The bulk of 3:10 follows the three-day ride to Contention, Dan watching Wade and vice versa. If Wade is full of himself, quoting from Proverbs, fretting over a childhood trauma, and sketching portraits like Jack in Titanic, Dan is severe even in his devotion to Will, his skin stretched tight against his cheekbones, his own backstory a dark commentary on wartime insanity. Wade and Dan see in one another all kinds of capacity, for ruthlessness and accuracy, pride and brutality.
“It’s man’s nature to take what he wants,” taunts Wade. Dan does his best to resist that nature, but he’s surrounded by it. Their journey starts to resemble a slasher movie as fellow travelers fall away, hunted by Wade’s gang, attacked by Apaches, even, during an especially vicious display, hacked to death by a fork in the throat. Though Dan and Wade measure themselves against everyone else (say, the Apaches, who, according to Wade, “enjoy killing”), they’re more like their foes — and one another — than not. Though Wade admonishes, “Your conscience is sensitive, Dan, not my favorite part of you,” he’s also plainly moved by Dan’s efforts to provide moral instruction for Will. Where they live, the lesson can only be dreadful.

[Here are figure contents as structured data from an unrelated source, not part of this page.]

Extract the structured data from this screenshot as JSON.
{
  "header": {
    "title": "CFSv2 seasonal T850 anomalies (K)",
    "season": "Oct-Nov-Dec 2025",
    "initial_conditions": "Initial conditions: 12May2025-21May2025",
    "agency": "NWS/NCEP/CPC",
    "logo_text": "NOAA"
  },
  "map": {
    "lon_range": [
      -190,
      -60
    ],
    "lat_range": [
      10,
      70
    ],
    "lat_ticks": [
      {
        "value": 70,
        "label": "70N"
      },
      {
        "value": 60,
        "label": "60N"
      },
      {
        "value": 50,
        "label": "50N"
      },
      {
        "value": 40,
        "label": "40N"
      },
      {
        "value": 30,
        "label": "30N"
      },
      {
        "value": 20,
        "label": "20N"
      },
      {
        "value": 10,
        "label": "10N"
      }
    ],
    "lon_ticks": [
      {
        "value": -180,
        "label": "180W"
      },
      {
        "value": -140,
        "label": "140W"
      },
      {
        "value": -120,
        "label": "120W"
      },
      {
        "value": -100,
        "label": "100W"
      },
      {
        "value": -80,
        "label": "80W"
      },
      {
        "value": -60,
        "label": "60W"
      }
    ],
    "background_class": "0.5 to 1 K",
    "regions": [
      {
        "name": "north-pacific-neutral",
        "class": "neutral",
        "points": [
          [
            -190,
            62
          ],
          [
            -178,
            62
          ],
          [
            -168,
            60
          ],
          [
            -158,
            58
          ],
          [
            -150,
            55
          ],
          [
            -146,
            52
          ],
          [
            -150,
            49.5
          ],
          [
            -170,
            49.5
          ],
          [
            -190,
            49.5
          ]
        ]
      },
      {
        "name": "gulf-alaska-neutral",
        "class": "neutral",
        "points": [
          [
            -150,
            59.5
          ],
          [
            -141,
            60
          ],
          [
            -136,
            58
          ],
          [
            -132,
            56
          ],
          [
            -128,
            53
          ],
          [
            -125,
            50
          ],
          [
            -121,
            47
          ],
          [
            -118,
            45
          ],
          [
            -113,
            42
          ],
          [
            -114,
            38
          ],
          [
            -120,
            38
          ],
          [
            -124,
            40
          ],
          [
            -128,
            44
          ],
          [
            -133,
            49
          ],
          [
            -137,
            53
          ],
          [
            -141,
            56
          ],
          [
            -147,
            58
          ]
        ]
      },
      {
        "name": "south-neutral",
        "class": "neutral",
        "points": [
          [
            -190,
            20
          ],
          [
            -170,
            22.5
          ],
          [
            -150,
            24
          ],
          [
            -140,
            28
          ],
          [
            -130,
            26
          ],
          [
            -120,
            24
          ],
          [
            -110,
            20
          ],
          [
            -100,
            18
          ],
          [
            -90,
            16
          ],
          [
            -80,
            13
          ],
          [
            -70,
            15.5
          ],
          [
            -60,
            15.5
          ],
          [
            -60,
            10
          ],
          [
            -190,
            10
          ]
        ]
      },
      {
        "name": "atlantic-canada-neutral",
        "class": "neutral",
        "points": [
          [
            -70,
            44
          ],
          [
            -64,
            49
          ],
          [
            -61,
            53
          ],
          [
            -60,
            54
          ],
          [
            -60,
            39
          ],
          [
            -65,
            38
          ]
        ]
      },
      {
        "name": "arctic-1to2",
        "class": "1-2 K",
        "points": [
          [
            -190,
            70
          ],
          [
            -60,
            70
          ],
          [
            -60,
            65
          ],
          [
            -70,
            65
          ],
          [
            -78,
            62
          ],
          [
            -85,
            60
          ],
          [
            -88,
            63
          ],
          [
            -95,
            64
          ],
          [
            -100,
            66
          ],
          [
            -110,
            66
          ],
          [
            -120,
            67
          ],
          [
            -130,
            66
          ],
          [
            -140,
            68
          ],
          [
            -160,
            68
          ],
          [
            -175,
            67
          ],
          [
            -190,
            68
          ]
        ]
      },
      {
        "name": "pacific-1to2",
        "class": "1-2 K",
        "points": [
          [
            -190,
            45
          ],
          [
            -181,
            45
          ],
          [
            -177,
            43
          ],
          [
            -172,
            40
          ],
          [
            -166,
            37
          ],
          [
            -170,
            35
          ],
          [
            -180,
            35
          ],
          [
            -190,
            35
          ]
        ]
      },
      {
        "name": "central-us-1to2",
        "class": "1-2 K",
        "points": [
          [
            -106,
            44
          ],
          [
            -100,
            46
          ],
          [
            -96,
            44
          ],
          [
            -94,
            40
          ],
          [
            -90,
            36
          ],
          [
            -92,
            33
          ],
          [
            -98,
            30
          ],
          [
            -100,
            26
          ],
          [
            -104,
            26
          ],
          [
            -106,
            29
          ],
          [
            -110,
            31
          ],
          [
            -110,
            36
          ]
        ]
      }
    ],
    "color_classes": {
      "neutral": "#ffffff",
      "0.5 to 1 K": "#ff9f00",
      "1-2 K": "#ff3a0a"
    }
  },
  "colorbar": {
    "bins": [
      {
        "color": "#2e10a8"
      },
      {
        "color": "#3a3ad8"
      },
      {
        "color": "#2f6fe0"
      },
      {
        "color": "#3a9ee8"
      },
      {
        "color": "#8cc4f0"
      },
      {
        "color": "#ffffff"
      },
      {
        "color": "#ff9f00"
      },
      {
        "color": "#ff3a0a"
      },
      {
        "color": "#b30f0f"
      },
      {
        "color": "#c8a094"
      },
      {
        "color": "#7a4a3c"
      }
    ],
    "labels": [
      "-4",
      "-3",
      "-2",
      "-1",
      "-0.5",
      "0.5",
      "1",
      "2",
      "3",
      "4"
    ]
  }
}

In elaborating that lesson, James Mangold’s remake of Delmer Daves’ original (based on an Elmore Leonard short story) occasionally takes the escort party on detours. One of these, through a railroad construction site, not only underscores the context for Dan’s woes (his deed-holder wants to sell the ranch to the Southern Pacific Railroad), but also the crass workings of ground-up capitalism. Chinese coolies scatter and stare at the approaching horsemen, their current project — a mountain tunnel — yawning blackly behind them.
When one of the overseers recognizes Wade as his brother’s murderer, payback ensues. Suddenly, the escort party is in the perverse position of saving their charge from men even more monstrous than he is. One fellow (Luke Wilson) is particular keen to torture Wade, which makes for all kinds of moral consternation, as the commonplace abuse of coolies is here displaced onto a white man. He’s a very bad white man, to be sure, but he’s a man in whom the escort party feels some investment. So, while the anonymous, numerous railroad workers stand back, the men with guns have it out. “You can’t do that,” declares one escort (Alan Tudyk), “It’s unnatural.” But that would be the point of torture, and so the moral objection, however moving, is also irrelevant.
3:10 submits that the American West and its enduring legacies are a function of capitalism, expedience and exploitation of resources. That’s not to say morality isn’t a useful measure, it’s just relative. As Wade puts it, “Even bad men love their mamas.” All the men in this movie think they’re doing the right thing, no matter how unhinged their actions may look. Supported by yes men, Wade feels fine about his choices, even superior to those who question him. If Dan has fewer options, he’s just as self-assured. Their evolving mutual appreciation leads to an amazing shootout and thrilling chaos, not resolution.